I have no idea how much traffic Gigablast sees, but I'd be surprised if they're handling millions of searches per day over 200M pages on just $8,000 of hardware.
| 9:37 am on May 13, 2004 (gmt 0)|
Hello cutting, welcome to WebmasterWorld.
|I have no idea how much traffic Gigablast sees, but I'd be surprised if they're handling millions of searches per day over 200M pages on just $8,000 of hardware. |
Well, most of the answers are in the message just before your posting
Handling 40 queries per second for a whole day would result in handling 3.5 million queries a day. I'm not sure if Gigablast can really handle 40 queries per second for 24 hours, but even at 60% of that peak load it still would be able to handle more than 2 million queries per day. BTW, Gigablast is now searching 321 million pages which is about the maximum on the the 5TB Matt Wells mentioned in the interview.

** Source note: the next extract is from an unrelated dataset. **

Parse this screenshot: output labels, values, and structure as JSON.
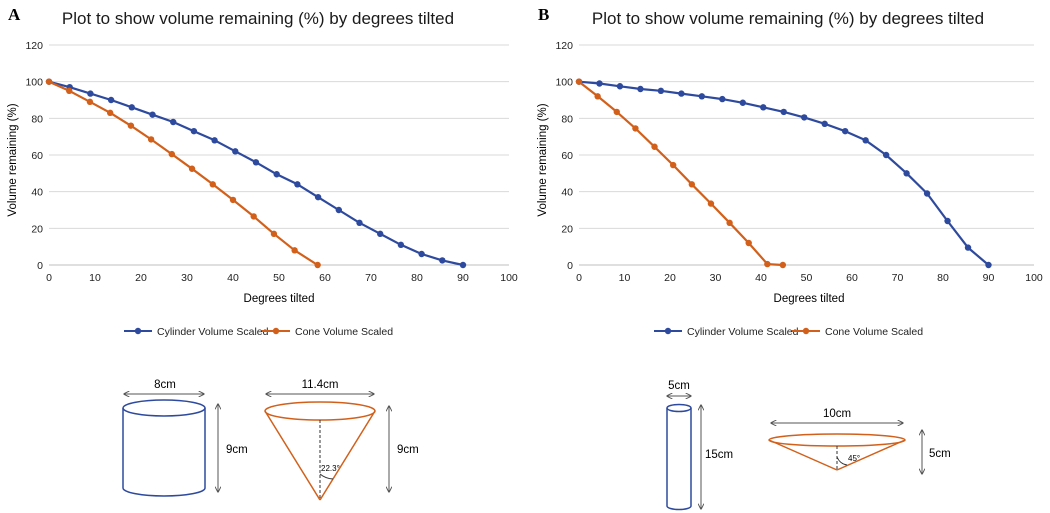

- Currently Gigablast serves half a million queries per day
- Gigablast can handle about 40 queries per second
| 3:02 pm on May 13, 2004 (gmt 0)|
500k queries a day is roughly 6 queries per second.. not too shabby.
6 queries per second and 250 million pages is comparible to nutch/lucene on 10 servers if you tweak out the configuration well enough.. You have to figure that even a good percentage of the queries can be cached by os based on trends as not every query is unique.
However 40 queries per second seems a little high.. i can squeeze that through nutch running a benchmark program based on dictionary terms (As they would be cached "warmed up" over time)
When you do 40queries per second, is that single term or with joins, an "and" or "or" type query?